Use --lucas to fix the base to φ and get Lucas number diagnostics:

latticefit data.csv --lucas --anchor 5.11e-4

Output includes:

  • RMS residual and p-value against log-uniform null
  • Fraction of data at integer Lucas number positions (L_0=2, L_2=3, L_4=7, L_5=11, L_7=29…)
  • Prime Lucas hits: data points at prime Lucas positions — the prime dictionary {2, 3, 7, 11, 29} of the PMNS covering tower

Python API:

from latticefit.lucas import fit_lucas, lucas

result = fit_lucas(masses, anchor=5.11e-4)
print(result.summary())
# L_7 = phi^7 + phi^-7 = 29.034  (CKM norm-squared)
print(lucas(7))

Applications

  • Particle physics mass spectra
  • Financial return distributions
  • Biological scaling laws
  • Engineering failure-rate hierarchies
  • Signal amplitude spectra
  • Any dataset spanning multiple orders of magnitude

Patentable method

The bounded integer scan + structure-preserving null test combination is a novel software method. See PATENT_NOTES.md for provisional patent guidance.

Citation

If you use LatticeFit in research, please cite:

M. L. Gentry, "Geometric Unification of Flavor: Masses, Mixing, and CP from the Golden Ratio Lattice," submitted (2026).

License

MIT


Patent pending. US Provisional Application No. 64/013,306 (filed March 22, 2026).

Validity Criteria

Before interpreting a LatticeFit result as significant, verify:

  1. Minimum range: Data should span at least 3 orders of magnitude (log10 range >= 3). Datasets spanning < 1 order of magnitude will show spurious lattice structure regardless of base, because the null distribution becomes non-uniform at narrow ranges.

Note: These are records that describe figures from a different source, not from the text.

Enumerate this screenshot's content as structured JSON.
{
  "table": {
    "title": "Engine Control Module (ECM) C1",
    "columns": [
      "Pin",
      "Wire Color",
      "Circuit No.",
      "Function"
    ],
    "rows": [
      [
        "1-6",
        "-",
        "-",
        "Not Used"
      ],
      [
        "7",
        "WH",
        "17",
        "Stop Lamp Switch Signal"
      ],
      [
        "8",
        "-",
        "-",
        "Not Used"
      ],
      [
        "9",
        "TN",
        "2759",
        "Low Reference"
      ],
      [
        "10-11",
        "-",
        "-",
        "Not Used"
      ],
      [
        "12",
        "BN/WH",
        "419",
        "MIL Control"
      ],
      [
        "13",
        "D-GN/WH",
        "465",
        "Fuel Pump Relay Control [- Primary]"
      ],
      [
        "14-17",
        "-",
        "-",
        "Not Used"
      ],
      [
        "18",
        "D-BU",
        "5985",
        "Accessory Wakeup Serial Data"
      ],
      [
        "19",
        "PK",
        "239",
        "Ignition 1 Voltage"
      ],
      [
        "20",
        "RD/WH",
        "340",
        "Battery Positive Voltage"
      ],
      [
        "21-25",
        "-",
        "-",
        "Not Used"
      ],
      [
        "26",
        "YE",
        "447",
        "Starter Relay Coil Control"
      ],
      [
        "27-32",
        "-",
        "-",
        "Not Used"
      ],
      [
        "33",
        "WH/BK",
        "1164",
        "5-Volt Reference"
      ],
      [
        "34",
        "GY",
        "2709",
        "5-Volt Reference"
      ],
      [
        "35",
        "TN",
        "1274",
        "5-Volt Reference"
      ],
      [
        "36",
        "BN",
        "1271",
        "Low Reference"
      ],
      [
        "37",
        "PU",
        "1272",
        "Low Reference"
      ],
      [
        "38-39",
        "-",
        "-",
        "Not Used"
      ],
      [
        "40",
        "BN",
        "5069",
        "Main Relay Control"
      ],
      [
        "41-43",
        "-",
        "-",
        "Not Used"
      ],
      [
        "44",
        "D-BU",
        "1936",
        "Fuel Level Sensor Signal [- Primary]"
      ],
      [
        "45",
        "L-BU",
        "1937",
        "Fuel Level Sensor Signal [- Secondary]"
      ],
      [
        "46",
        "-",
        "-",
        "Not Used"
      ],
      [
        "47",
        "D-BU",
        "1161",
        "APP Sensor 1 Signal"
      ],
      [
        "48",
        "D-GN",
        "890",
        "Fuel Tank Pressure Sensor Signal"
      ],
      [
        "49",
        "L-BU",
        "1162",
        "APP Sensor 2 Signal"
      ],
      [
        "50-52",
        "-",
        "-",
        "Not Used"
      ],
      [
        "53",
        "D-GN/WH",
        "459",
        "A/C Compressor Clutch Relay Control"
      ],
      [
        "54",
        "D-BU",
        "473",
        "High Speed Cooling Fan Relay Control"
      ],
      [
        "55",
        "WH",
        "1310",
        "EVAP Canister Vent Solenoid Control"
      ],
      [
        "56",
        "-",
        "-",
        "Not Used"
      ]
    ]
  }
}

  2. Binned data: Check that data is not discretized into fixed bins (e.g. patent activity classifications, assay concentration series). Use len(unique_values) / len(values) > 0.5 as a rough screen.

  3. Physics-motivated null: Where a theoretical prediction exists (e.g. Bethe-Weizsacker for nuclear BE, Gutenberg-Richter for earthquakes), test residuals from that prediction rather than raw values.

  4. Effect size: z-score alone is misleading at large n. Report both z and the fractional RMS reduction: (null_RMS - obs_RMS) / null_RMS. Values below 5% are marginal regardless of p-value.